While the packets are *on*the*wire* between the sending (origin) system, and the receiving (destination) system.

Its either 'here' or it is 'there'

That is *NOT* the case.

It has to _get_ from 'here' *to* 'there'. That does not occur 'by magic'.

or are > they referring to the 30 or 45 seconds after the sender hits his > 'enter' key (while the message travels on the wires from here to there > via somewhere else) before it lands in my box, at which point I would > think the 'in transit' stage has ended. Or does 'in transit' include > the time it spends sitting on my ISPs server until I call the ISP and > further retrieve it?

No, 'in transit' does *not* include the time when the message is just sitting 'on disk', anywhere.

If you tap the _wires_, and intercept the message _while_it_is_being_ _transmitted_ that is one thing. If you read the message while it is in storage, that is a totally *different* thing.

I like to think of email as I would think of > a traditional box at the post office. I am not standing there at the > post office box 24/7 with the door open waiting to immediatly grab > what is stuffed in from the clerk's side. Doesn't 'in transit' refer > to the time one carrier is handling my letter from the point where it > was picked up until it is placed in my physical possession?

Short answer: NO.

Factious illustration. You're 'on the road', from Chicago to Dallas. You stop for the night at a motel, And get all sorts of rambunctious, careless, etc. -- doing things that endanger yourself, and others.
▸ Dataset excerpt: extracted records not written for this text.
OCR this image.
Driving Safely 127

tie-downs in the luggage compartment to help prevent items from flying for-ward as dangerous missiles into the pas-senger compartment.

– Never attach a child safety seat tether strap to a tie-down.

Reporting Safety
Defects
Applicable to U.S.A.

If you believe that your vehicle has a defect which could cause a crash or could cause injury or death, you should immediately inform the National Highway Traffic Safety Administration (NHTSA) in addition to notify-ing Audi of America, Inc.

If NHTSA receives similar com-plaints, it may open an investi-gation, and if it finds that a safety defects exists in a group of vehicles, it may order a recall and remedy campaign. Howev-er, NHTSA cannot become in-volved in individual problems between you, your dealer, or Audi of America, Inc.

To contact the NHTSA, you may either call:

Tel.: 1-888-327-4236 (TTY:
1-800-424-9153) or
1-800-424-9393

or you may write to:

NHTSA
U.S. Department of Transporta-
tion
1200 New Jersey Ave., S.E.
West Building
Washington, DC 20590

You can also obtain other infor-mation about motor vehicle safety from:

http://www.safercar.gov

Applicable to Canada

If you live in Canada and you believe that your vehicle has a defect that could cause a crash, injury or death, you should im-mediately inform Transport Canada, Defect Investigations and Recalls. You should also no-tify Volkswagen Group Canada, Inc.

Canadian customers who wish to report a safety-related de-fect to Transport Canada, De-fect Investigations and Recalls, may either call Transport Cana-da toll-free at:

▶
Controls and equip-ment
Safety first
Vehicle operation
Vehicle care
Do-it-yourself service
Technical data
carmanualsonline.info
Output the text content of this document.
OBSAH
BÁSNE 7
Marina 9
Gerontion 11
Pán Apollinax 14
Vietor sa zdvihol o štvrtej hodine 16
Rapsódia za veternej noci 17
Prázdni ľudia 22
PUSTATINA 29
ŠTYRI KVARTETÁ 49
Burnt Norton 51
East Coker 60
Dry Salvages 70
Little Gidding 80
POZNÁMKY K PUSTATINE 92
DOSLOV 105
Even though you are 'on the road', you cannot be charged with 'reckless driving' for those activities, because you were not travelling on the roadway.

The statutes don't actually use the language 'in transit' to describe the situation. The statutory language is a 'wire' communication. If it isn't _on_the_wire_, because it has already reached the destination, (or because it hasn't started transmission yet) it isn't a wire communication.

If you commandeer a semi truck on the road, between start-point and end-point, that is 'hijacking', If you break into the warehouse at the terminal, and steal the load, that is 'theft'/'burglary', *not* hijacking.

Wiretap statutes are similar. If you hijack (or copy) the message while it is 'on the wire', that's wire-tapping. if you break into a telephone answering machine (or voice-mail system), and get it to play back a previously recorded message, that is something *entirely* different.

The same logic applies to e-mail. 'on the wire' _between_ sending and receiving servers is one thing; getting it from storage on the server is something quite different.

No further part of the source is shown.